In my previous column, a plant engineer used a piping system model to determine why the facility’s large cooling water system was not operating properly. After building the piping system model to reflect the design of the installed piping system, the engineer discovered the installed system was not operating as described in the physical model. This situation made the plant engineer question why the physical piping system was not operating as the piping system model. As stated in the article, the problem was that the throttle valves were fully open in all flow circuits. This resulted in a flow rate through the entire system that exceeded the capacity of two cooling water pumps operating in parallel. As a result, the plant had to operate three pumps in parallel. Rather than continue to run three pumps in parallel with higher flow rates through each circuit, the plant engineer decided to balance the system by positioning the throttle valve to achieve the design flow rate through each circuit. Reviewing the system’s operation after balancing, the engineer discovered that two circuits within the system did not have sufficient flow rates to maintain the outlet temperature of the cooling load. The immediate objective was to operate the plant to meet the production requirements, so the flow rate through the two problem circuits was increased.
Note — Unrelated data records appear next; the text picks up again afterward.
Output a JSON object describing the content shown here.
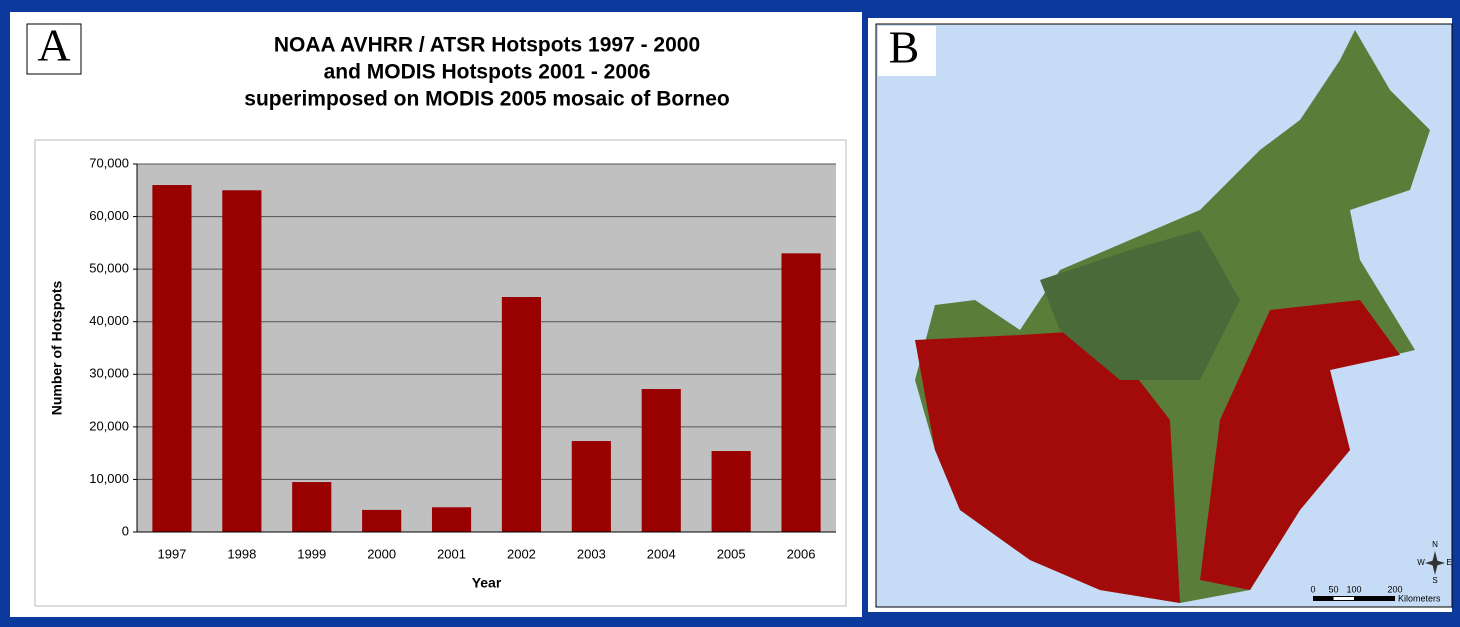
{
  "chart_data": {
    "type": "bar",
    "title": [
      "NOAA AVHRR / ATSR Hotspots 1997 - 2000",
      "and MODIS Hotspots 2001 - 2006",
      "superimposed on MODIS 2005 mosaic of Borneo"
    ],
    "x_label": "Year",
    "y_label": "Number of Hotspots",
    "categories": [
      "1997",
      "1998",
      "1999",
      "2000",
      "2001",
      "2002",
      "2003",
      "2004",
      "2005",
      "2006"
    ],
    "values": [
      66000,
      65000,
      9500,
      4200,
      4700,
      44700,
      17300,
      27200,
      15400,
      53000
    ],
    "color": "#990000",
    "ylim": [
      0,
      70000
    ],
    "yticks": [
      0,
      {
        "value": 10000,
        "label": "10,000"
      },
      {
        "value": 20000,
        "label": "20,000"
      },
      {
        "value": 30000,
        "label": "30,000"
      },
      {
        "value": 40000,
        "label": "40,000"
      },
      {
        "value": 50000,
        "label": "50,000"
      },
      {
        "value": 60000,
        "label": "60,000"
      },
      {
        "value": 70000,
        "label": "70,000"
      }
    ],
    "grid": true
  },
  "panel_labels": [
    "A",
    "B"
  ],
  "map": {
    "scale_labels": [
      0,
      50,
      100,
      200
    ],
    "scale_unit": "Kilometers",
    "compass": [
      "N",
      "S",
      "W",
      "E"
    ]
  }
}
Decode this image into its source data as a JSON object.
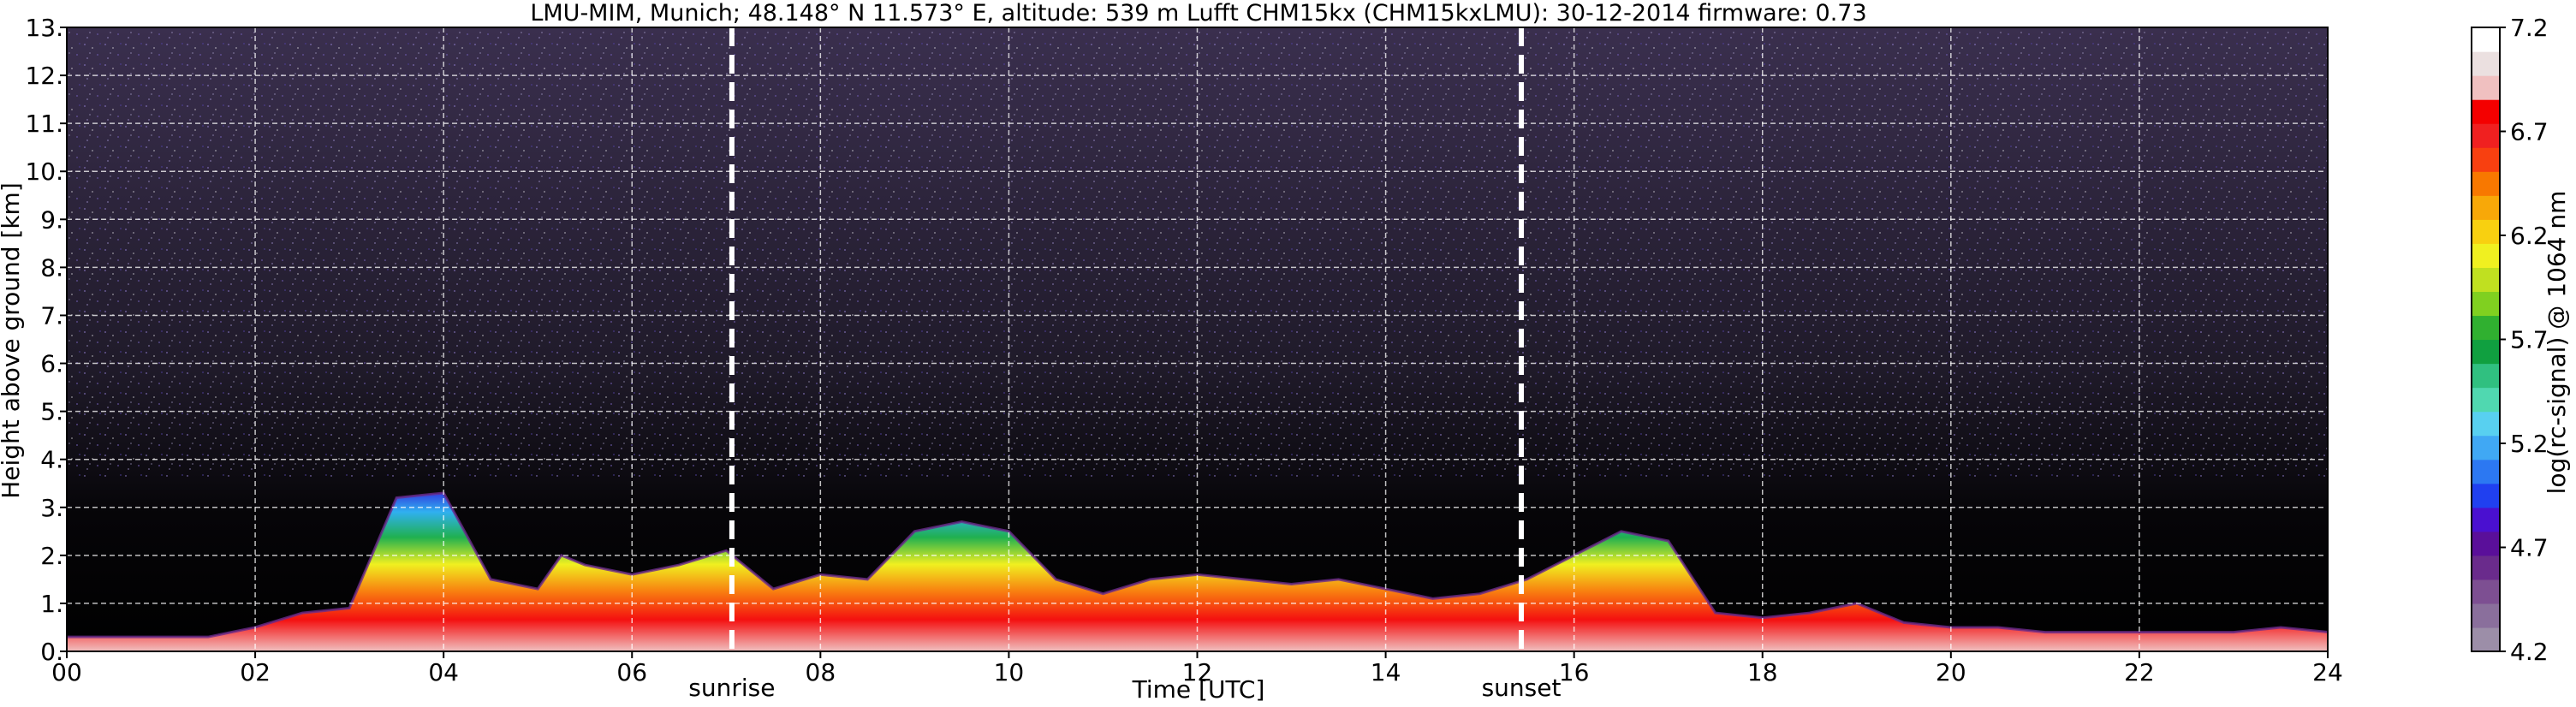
{
  "chart_data": {
    "type": "heatmap",
    "title": "LMU-MIM, Munich; 48.148° N 11.573° E, altitude: 539 m    Lufft CHM15kx (CHM15kxLMU): 30-12-2014    firmware: 0.73",
    "xlabel": "Time [UTC]",
    "ylabel": "Height above ground [km]",
    "xlim": [
      0,
      24
    ],
    "ylim": [
      0,
      13
    ],
    "x_ticks": [
      "00",
      "02",
      "04",
      "06",
      "08",
      "10",
      "12",
      "14",
      "16",
      "18",
      "20",
      "22",
      "24"
    ],
    "x_tick_values": [
      0,
      2,
      4,
      6,
      8,
      10,
      12,
      14,
      16,
      18,
      20,
      22,
      24
    ],
    "y_ticks": [
      "0.",
      "1.",
      "2.",
      "3.",
      "4.",
      "5.",
      "6.",
      "7.",
      "8.",
      "9.",
      "10.",
      "11.",
      "12.",
      "13."
    ],
    "y_tick_values": [
      0,
      1,
      2,
      3,
      4,
      5,
      6,
      7,
      8,
      9,
      10,
      11,
      12,
      13
    ],
    "grid": true,
    "colorbar": {
      "label": "log(rc-signal) @ 1064 nm",
      "range": [
        4.2,
        7.2
      ],
      "ticks": [
        "4.2",
        "4.7",
        "5.2",
        "5.7",
        "6.2",
        "6.7",
        "7.2"
      ],
      "tick_values": [
        4.2,
        4.7,
        5.2,
        5.7,
        6.2,
        6.7,
        7.2
      ],
      "colors": [
        "#9c8ea8",
        "#8a6f9c",
        "#7d4f92",
        "#6a2b8c",
        "#5a0f9a",
        "#4a10d0",
        "#2040f0",
        "#2c78f2",
        "#40a8f4",
        "#58d0f0",
        "#50d8b0",
        "#30c080",
        "#10a040",
        "#30b030",
        "#80d020",
        "#c0e020",
        "#f0f020",
        "#f8d010",
        "#f8a808",
        "#f87800",
        "#f84010",
        "#f02020",
        "#f40000",
        "#f0c0c0",
        "#ebe0e0",
        "#ffffff"
      ]
    },
    "annotations": [
      {
        "label": "sunrise",
        "x": 7.06
      },
      {
        "label": "sunset",
        "x": 15.44
      }
    ],
    "boundary_layer_height_km": {
      "x": [
        0,
        0.5,
        1,
        1.5,
        2,
        2.5,
        3,
        3.5,
        4,
        4.5,
        5,
        5.25,
        5.5,
        6,
        6.5,
        7,
        7.5,
        8,
        8.5,
        9,
        9.5,
        10,
        10.5,
        11,
        11.5,
        12,
        12.5,
        13,
        13.5,
        14,
        14.5,
        15,
        15.5,
        16,
        16.5,
        17,
        17.5,
        18,
        18.5,
        19,
        19.5,
        20,
        20.5,
        21,
        21.5,
        22,
        22.5,
        23,
        23.5,
        24
      ],
      "y": [
        0.3,
        0.3,
        0.3,
        0.3,
        0.5,
        0.8,
        0.9,
        3.2,
        3.3,
        1.5,
        1.3,
        2.0,
        1.8,
        1.6,
        1.8,
        2.1,
        1.3,
        1.6,
        1.5,
        2.5,
        2.7,
        2.5,
        1.5,
        1.2,
        1.5,
        1.6,
        1.5,
        1.4,
        1.5,
        1.3,
        1.1,
        1.2,
        1.5,
        2.0,
        2.5,
        2.3,
        0.8,
        0.7,
        0.8,
        1.0,
        0.6,
        0.5,
        0.5,
        0.4,
        0.4,
        0.4,
        0.4,
        0.4,
        0.5,
        0.4
      ]
    }
  }
}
Troubleshooting Heat Exchangers
The plant engineer was not completely satisfied with the result of increasing the flow rate through the two problem circuits. He questioned why the two circuits could not maintain the outlet temperature with the design flow rate. Two possible reasons for the difference arose:- There were problems in the heat exchangers in the two circuits that were not operating as designed.
- The established engineering principles of heat transfer for some reason did not apply to these two heat exchangers within this particular system.